Objective: To investigate the pharmacokinetics of artemether, dihydroartemisinin and lumefantrine during rifampicin intake and after stopping rifampicin.
Study design: An open-label, two-phase, longitudinal drug interaction study with patients serving as their own controls.
Methods: We recruited HIV-1-seropositive Ugandan adults who were receiving rifampicin-based tuberculosis treatment and who did not have malaria. Pharmacokinetic sampling after six doses of artemether-lumefantrine was performed during rifampicin-based tuberculosis treatment (phase 1) and repeated at least 3 weeks after stopping rifampicin-based tuberculosis treatment (phase 2).
Results: Six and five patients completed phases 1 and 2, respectively. Median age and weight were 30 years and 64 kg. Artemether and dihydroartemisinin area under the concentration–time curve (AUC0–12h) were significantly lower by 89% [geometric mean ratio (GMR) 90% confidence interval (CI) 0.11, 0.05–0.26] and 85% (0.15, 0.10–0.23), respectively, during rifampicin-based treatment when compared to AUC0–12h after stopping rifampicin intake. Similarly, artemether and dihydroartemisinin Cmax were 83% (0.17, 0.08–0.39) and 78% (0.22, 0.15–0.33) lower, respectively, during rifampicin treatment.
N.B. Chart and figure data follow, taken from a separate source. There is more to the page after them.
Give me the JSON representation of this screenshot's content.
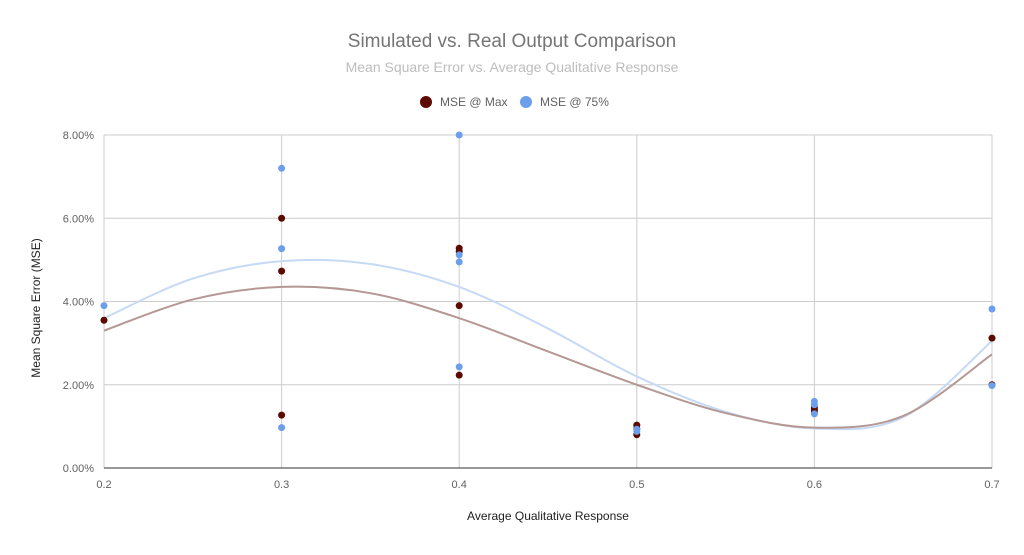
{
  "chart_data": {
    "type": "scatter",
    "title": "Simulated vs. Real Output Comparison",
    "subtitle": "Mean Square Error vs. Average Qualitative Response",
    "xlabel": "Average Qualitative Response",
    "ylabel": "Mean Square Error (MSE)",
    "xlim": [
      0.2,
      0.7
    ],
    "ylim": [
      0,
      0.08
    ],
    "x_ticks": [
      0.2,
      0.3,
      0.4,
      0.5,
      0.6,
      0.7
    ],
    "x_tick_labels": [
      "0.2",
      "0.3",
      "0.4",
      "0.5",
      "0.6",
      "0.7"
    ],
    "y_ticks": [
      0,
      0.02,
      0.04,
      0.06,
      0.08
    ],
    "y_tick_labels": [
      "0.00%",
      "2.00%",
      "4.00%",
      "6.00%",
      "8.00%"
    ],
    "grid": true,
    "legend_position": "top",
    "series": [
      {
        "name": "MSE @ Max",
        "color": "#5c0a00",
        "trendline_color": "#b59894",
        "points": [
          [
            0.2,
            0.0355
          ],
          [
            0.3,
            0.06
          ],
          [
            0.3,
            0.0473
          ],
          [
            0.3,
            0.0127
          ],
          [
            0.4,
            0.0528
          ],
          [
            0.4,
            0.052
          ],
          [
            0.4,
            0.039
          ],
          [
            0.4,
            0.0223
          ],
          [
            0.5,
            0.0103
          ],
          [
            0.5,
            0.0095
          ],
          [
            0.5,
            0.008
          ],
          [
            0.6,
            0.0145
          ],
          [
            0.6,
            0.014
          ],
          [
            0.6,
            0.0135
          ],
          [
            0.7,
            0.0312
          ],
          [
            0.7,
            0.02
          ]
        ],
        "trendline": [
          [
            0.2,
            0.033
          ],
          [
            0.25,
            0.0405
          ],
          [
            0.3,
            0.0435
          ],
          [
            0.35,
            0.042
          ],
          [
            0.4,
            0.036
          ],
          [
            0.45,
            0.028
          ],
          [
            0.5,
            0.02
          ],
          [
            0.55,
            0.0132
          ],
          [
            0.6,
            0.0097
          ],
          [
            0.65,
            0.0125
          ],
          [
            0.7,
            0.0273
          ]
        ]
      },
      {
        "name": "MSE @ 75%",
        "color": "#6d9eeb",
        "trendline_color": "#c6d9f5",
        "points": [
          [
            0.2,
            0.039
          ],
          [
            0.3,
            0.072
          ],
          [
            0.3,
            0.0527
          ],
          [
            0.3,
            0.0097
          ],
          [
            0.4,
            0.08
          ],
          [
            0.4,
            0.0512
          ],
          [
            0.4,
            0.0495
          ],
          [
            0.4,
            0.0243
          ],
          [
            0.5,
            0.0093
          ],
          [
            0.5,
            0.0088
          ],
          [
            0.6,
            0.016
          ],
          [
            0.6,
            0.0152
          ],
          [
            0.6,
            0.013
          ],
          [
            0.7,
            0.0382
          ],
          [
            0.7,
            0.0198
          ]
        ],
        "trendline": [
          [
            0.2,
            0.036
          ],
          [
            0.25,
            0.0455
          ],
          [
            0.3,
            0.0497
          ],
          [
            0.35,
            0.049
          ],
          [
            0.4,
            0.0435
          ],
          [
            0.45,
            0.0335
          ],
          [
            0.5,
            0.022
          ],
          [
            0.55,
            0.0135
          ],
          [
            0.6,
            0.0095
          ],
          [
            0.65,
            0.0122
          ],
          [
            0.7,
            0.0305
          ]
        ]
      }
    ]
  }
}
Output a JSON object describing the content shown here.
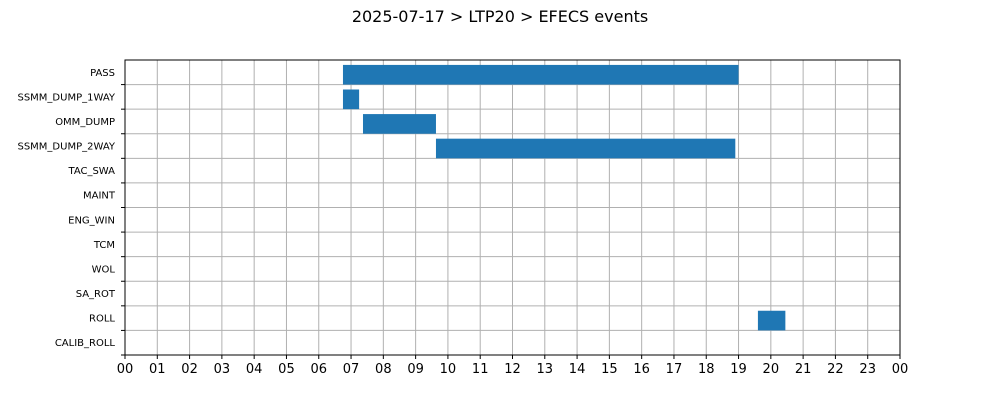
{
  "chart_data": {
    "type": "bar",
    "orientation": "horizontal",
    "title": "2025-07-17 > LTP20 > EFECS events",
    "xlabel": "",
    "ylabel": "",
    "grid": true,
    "xlim": [
      0,
      24
    ],
    "x_tick_labels": [
      "00",
      "01",
      "02",
      "03",
      "04",
      "05",
      "06",
      "07",
      "08",
      "09",
      "10",
      "11",
      "12",
      "13",
      "14",
      "15",
      "16",
      "17",
      "18",
      "19",
      "20",
      "21",
      "22",
      "23",
      "00"
    ],
    "categories": [
      "PASS",
      "SSMM_DUMP_1WAY",
      "OMM_DUMP",
      "SSMM_DUMP_2WAY",
      "TAC_SWA",
      "MAINT",
      "ENG_WIN",
      "TCM",
      "WOL",
      "SA_ROT",
      "ROLL",
      "CALIB_ROLL"
    ],
    "bar_color": "#1f77b4",
    "intervals": [
      {
        "category": "PASS",
        "start": 6.75,
        "end": 19.0
      },
      {
        "category": "SSMM_DUMP_1WAY",
        "start": 6.75,
        "end": 7.25
      },
      {
        "category": "OMM_DUMP",
        "start": 7.37,
        "end": 9.63
      },
      {
        "category": "SSMM_DUMP_2WAY",
        "start": 9.63,
        "end": 18.9
      },
      {
        "category": "ROLL",
        "start": 19.6,
        "end": 20.45
      }
    ]
  }
}
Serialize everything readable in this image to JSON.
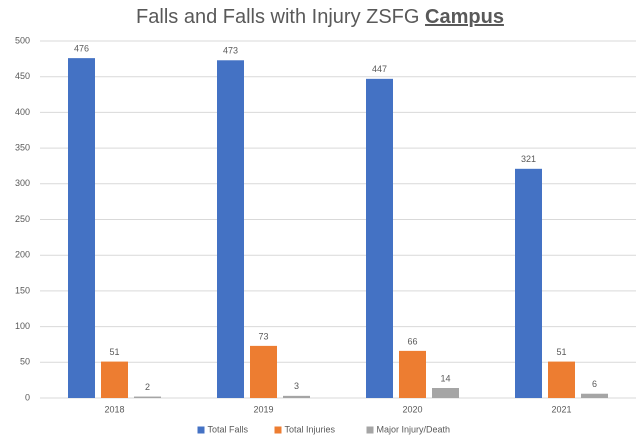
{
  "chart_data": {
    "type": "bar",
    "title": "Falls and Falls with Injury ZSFG",
    "title_emphasis": "Campus",
    "categories": [
      "2018",
      "2019",
      "2020",
      "2021"
    ],
    "series": [
      {
        "name": "Total Falls",
        "color": "#4472c4",
        "values": [
          476,
          473,
          447,
          321
        ]
      },
      {
        "name": "Total Injuries",
        "color": "#ed7d31",
        "values": [
          51,
          73,
          66,
          51
        ]
      },
      {
        "name": "Major Injury/Death",
        "color": "#a5a5a5",
        "values": [
          2,
          3,
          14,
          6
        ]
      }
    ],
    "ylim": [
      0,
      500
    ],
    "yticks": [
      0,
      50,
      100,
      150,
      200,
      250,
      300,
      350,
      400,
      450,
      500
    ],
    "grid": true,
    "legend": "bottom"
  }
}
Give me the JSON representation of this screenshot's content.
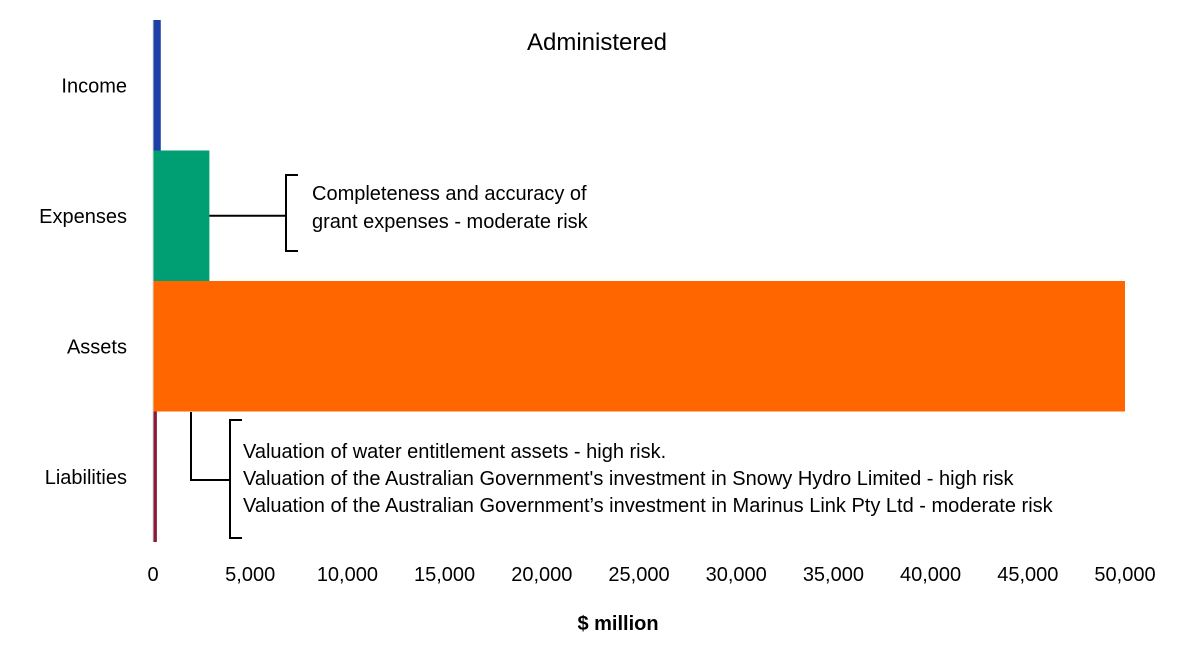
{
  "chart_data": {
    "type": "bar",
    "orientation": "horizontal",
    "title": "Administered",
    "xlabel": "$ million",
    "ylabel": "",
    "xlim": [
      0,
      50000
    ],
    "xticks": [
      0,
      5000,
      10000,
      15000,
      20000,
      25000,
      30000,
      35000,
      40000,
      45000,
      50000
    ],
    "xtick_labels": [
      "0",
      "5,000",
      "10,000",
      "15,000",
      "20,000",
      "25,000",
      "30,000",
      "35,000",
      "40,000",
      "45,000",
      "50,000"
    ],
    "grid": false,
    "categories": [
      "Income",
      "Expenses",
      "Assets",
      "Liabilities"
    ],
    "values": [
      400,
      2900,
      50000,
      200
    ],
    "colors": [
      "#1f3fa8",
      "#009e73",
      "#ff6600",
      "#8b1a3a"
    ],
    "annotations": [
      {
        "category": "Expenses",
        "lines": [
          "Completeness and accuracy of",
          "grant expenses - moderate risk"
        ]
      },
      {
        "category": "Liabilities",
        "lines": [
          "Valuation of water entitlement assets - high risk.",
          "Valuation of the Australian Government's investment in Snowy Hydro Limited - high risk",
          "Valuation of the Australian Government’s investment in Marinus Link Pty Ltd - moderate risk"
        ]
      }
    ]
  }
}
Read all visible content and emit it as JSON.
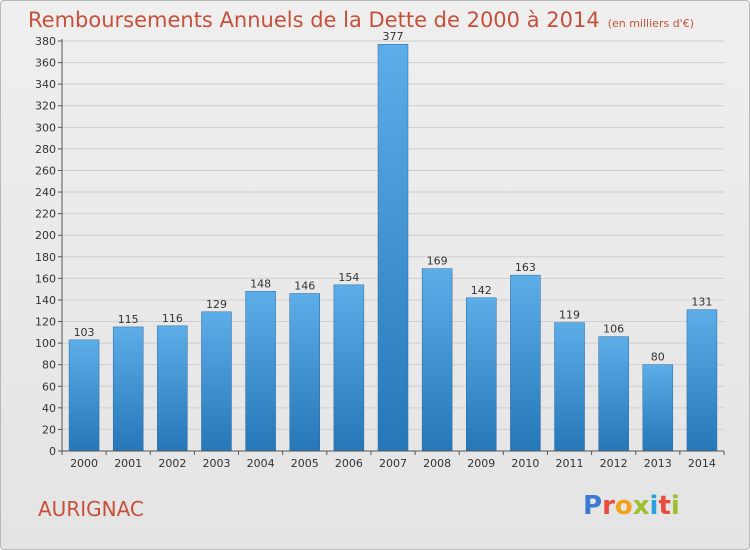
{
  "header": {
    "title": "Remboursements Annuels de la Dette de 2000 à 2014",
    "subtitle": "(en milliers d'€)"
  },
  "footer": {
    "commune": "AURIGNAC",
    "logo_text": "Proxiti"
  },
  "colors": {
    "title": "#c8503a",
    "bar_light": "#5dade8",
    "bar_dark": "#2577b8",
    "logo_letters": [
      "#3b7bd4",
      "#e94b3c",
      "#f1a21b",
      "#9bc12e",
      "#2aa2dd",
      "#e94b3c",
      "#9bc12e"
    ]
  },
  "chart_data": {
    "type": "bar",
    "categories": [
      "2000",
      "2001",
      "2002",
      "2003",
      "2004",
      "2005",
      "2006",
      "2007",
      "2008",
      "2009",
      "2010",
      "2011",
      "2012",
      "2013",
      "2014"
    ],
    "values": [
      103,
      115,
      116,
      129,
      148,
      146,
      154,
      377,
      169,
      142,
      163,
      119,
      106,
      80,
      131
    ],
    "ylim": [
      0,
      380
    ],
    "ytick_step": 20,
    "grid": true,
    "title": "Remboursements Annuels de la Dette de 2000 à 2014",
    "xlabel": "",
    "ylabel": ""
  }
}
For artemether, mean (±SD) C12 was 0.5(±1.0) and 5.9(±2.5) ng/ml in phases 1 and 2, respectively. Corresponding values for dihydroartemisinin (DHA) were 0.3(±0.4) and 4.7(±2.0) ng/ml, respectively. Day 8 lumefantrine concentration was significantly lower by 84% (GMR 90% CI 0.16, 0.09–0.27), and AUCDay3-Day25 was significantly lower by 68% (GMR 90% CI 0.32, 0.21–0.49) during rifampicin-based treatment when compared to exposure values after stopping rifampicin.
Conclusion: Pharmacokinetic parameters for artemether-lumefantrine were markedly lower during rifampicin-based tuberculosis treatment. Artemether-lumefantrine should not be co-administered with rifampicin.